В мансарде небольшой в туманный тихий день
Двум – мужу и жене – всё ссориться не лень.

Пора! По стёклам класса пробегает огромная тень, все вздрагивают и встают – из почтения – в тот самый момент, когда дверь открывается и входит папаша Бланшо. У него внушительная физиономия, обрамлённая седоватыми бакенбардами, и ужасный акцент уроженца Франш-Конте. Он с важным видом вещает прописные истины, разжёвывая их с не меньшим воодушевлением, чем Анаис – ластики. Одевается он старомодно и строго. Старый зануда! Будет теперь зудеть целый час! Засыплет дурацкими вопросами, а потом примется уговаривать нас пойти по преподавательской стезе (пошёл бы он сам куда подальше!).

– Садитесь, дети мои!

«Его дети» с кротким скромным видом садятся. С каким удовольствием я убралась бы отсюда! Директриса спешит к нему с почтительно-неприязненной миной на лице, меж тем как её помощница, целомудренная Лантене, закрывается в своём классе.
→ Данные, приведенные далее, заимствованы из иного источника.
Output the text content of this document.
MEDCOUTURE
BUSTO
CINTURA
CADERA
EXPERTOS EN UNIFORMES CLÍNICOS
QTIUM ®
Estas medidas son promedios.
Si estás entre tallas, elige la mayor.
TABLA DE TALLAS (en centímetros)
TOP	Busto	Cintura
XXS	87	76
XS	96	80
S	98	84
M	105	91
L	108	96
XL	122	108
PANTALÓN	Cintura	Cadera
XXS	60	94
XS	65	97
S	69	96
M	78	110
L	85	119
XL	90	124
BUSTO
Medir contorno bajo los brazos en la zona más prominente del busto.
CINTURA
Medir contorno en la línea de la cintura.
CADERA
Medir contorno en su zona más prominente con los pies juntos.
Господин Бланшо ставит в углу свою трость с серебряным набалдашником и начинает с того, что доводит до белого каления директрису (так ей и надо!), отведя её к окну и пустословя об экзаменационных программах, рвении, прилежании и тому подобном. Мадемуазель Сержан слушает, поддакивает, но сама смотрит в сторону, и её глаза постепенно стекленеют. Похоже, она не прочь треснуть его чем-нибудь по башке. Доконав директрису, Бланшо берётся за нас.

– Что шитала эта девушка, когда я вошёл?

Девушка, то бишь Анаис, вытаскивает изо рта розовую промокашку и оставляет в покое Мари Белом, которой нашёптывала на ушко что-то явно непристойное; Мари, пунцовая от смущения, в стыдливом ужасе закатывала глаза, но тем не менее внимательно слушала подружку. Бесстыдница Анаис! О чём это она там треплется?
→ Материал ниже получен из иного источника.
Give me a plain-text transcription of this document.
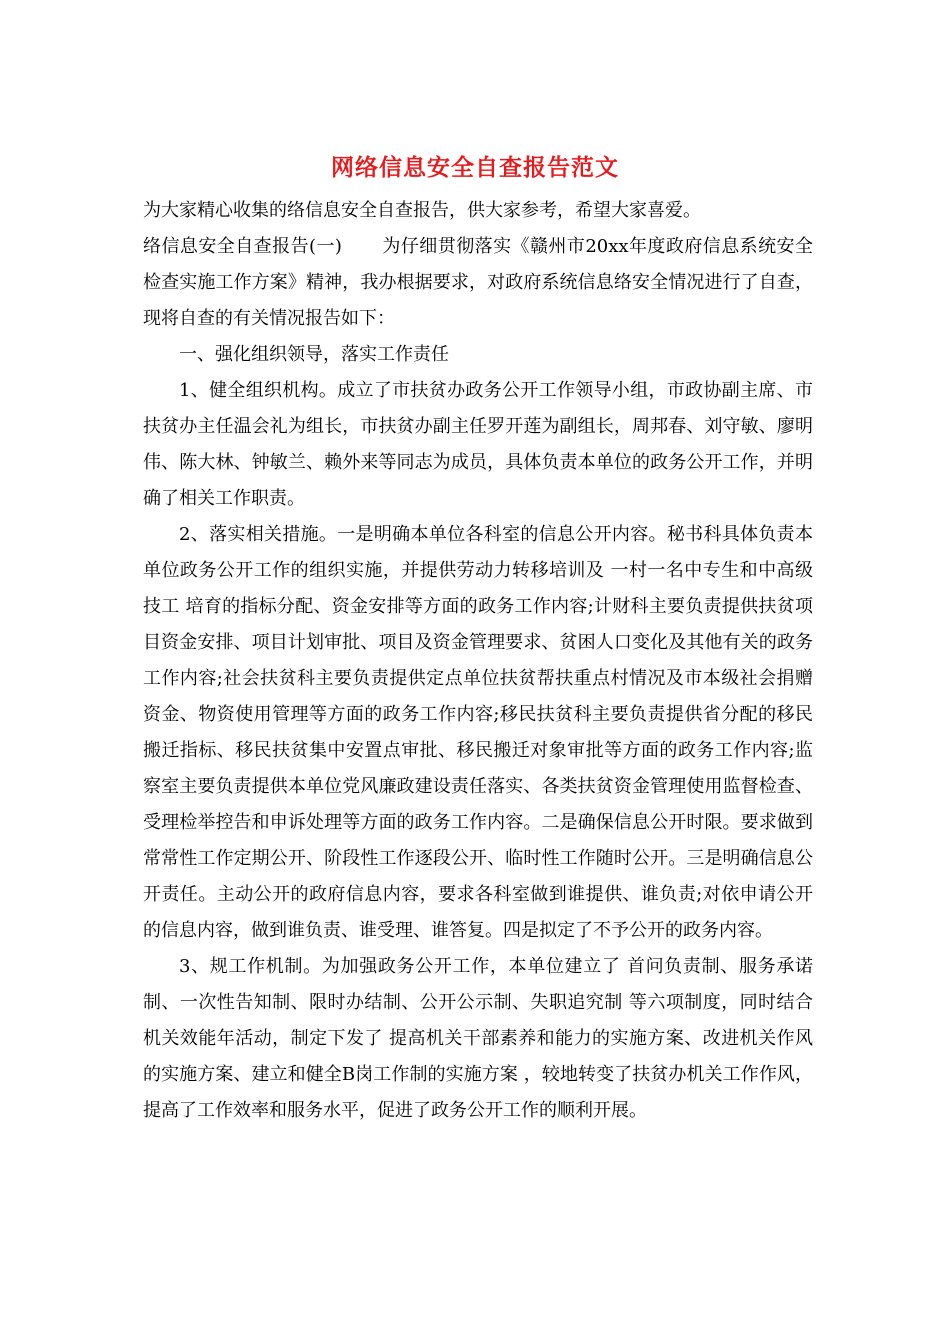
网络信息安全自查报告范文

为大家精心收集的络信息安全自查报告，供大家参考，希望大家喜爱。

络信息安全自查报告(一) 为仔细贯彻落实《赣州市20xx年度政府信息系统安全检查实施工作方案》精神，我办根据要求，对政府系统信息络安全情况进行了自查，现将自查的有关情况报告如下：

一、强化组织领导，落实工作责任

1、健全组织机构。成立了市扶贫办政务公开工作领导小组，市政协副主席、市扶贫办主任温会礼为组长，市扶贫办副主任罗开莲为副组长，周邦春、刘守敏、廖明伟、陈大林、钟敏兰、赖外来等同志为成员，具体负责本单位的政务公开工作，并明确了相关工作职责。

2、落实相关措施。一是明确本单位各科室的信息公开内容。秘书科具体负责本单位政务公开工作的组织实施，并提供劳动力转移培训及 一村一名中专生和中高级技工 培育的指标分配、资金安排等方面的政务工作内容;计财科主要负责提供扶贫项目资金安排、项目计划审批、项目及资金管理要求、贫困人口变化及其他有关的政务工作内容;社会扶贫科主要负责提供定点单位扶贫帮扶重点村情况及市本级社会捐赠资金、物资使用管理等方面的政务工作内容;移民扶贫科主要负责提供省分配的移民搬迁指标、移民扶贫集中安置点审批、移民搬迁对象审批等方面的政务工作内容;监察室主要负责提供本单位党风廉政建设责任落实、各类扶贫资金管理使用监督检查、受理检举控告和申诉处理等方面的政务工作内容。二是确保信息公开时限。要求做到常常性工作定期公开、阶段性工作逐段公开、临时性工作随时公开。三是明确信息公开责任。主动公开的政府信息内容，要求各科室做到谁提供、谁负责;对依申请公开的信息内容，做到谁负责、谁受理、谁答复。四是拟定了不予公开的政务内容。

3、规工作机制。为加强政务公开工作，本单位建立了 首问负责制、服务承诺制、一次性告知制、限时办结制、公开公示制、失职追究制 等六项制度，同时结合机关效能年活动，制定下发了 提高机关干部素养和能力的实施方案、改进机关作风的实施方案、建立和健全B岗工作制的实施方案 ，较地转变了扶贫办机关工作作风，提高了工作效率和服务水平，促进了政务公开工作的顺利开展。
– Итак, дитя моё, что вы там шитали?

– «Платье», господин инспектор.

– Прошитайте ещё раз, пожалуйста.

Прикидываясь испуганной, Анаис начинает сначала. Бланшо тем временем оглядывает нас мутными зелёными глазами. Он порицает любое кокетство и хмурит брови, когда видит чёрную бархотку на белой шее или кудряшки на лбу и висках. Ко мне он каждый раз придирается из-за распущенных вьющихся волос и белых плиссированных воротничков, которые я ношу с тёмными платьями. Я люблю одеваться просто, но красиво, а он находит это в высшей степени непозволительным. Анаис кончает декламировать, и Бланшо заставляет её провести логический анализ (какое там!) пяти-шести строк. Потом спрашивает:

– Дитя моё, почему вы завязали этот шёрный бархат вокруг (именно так!) шеи?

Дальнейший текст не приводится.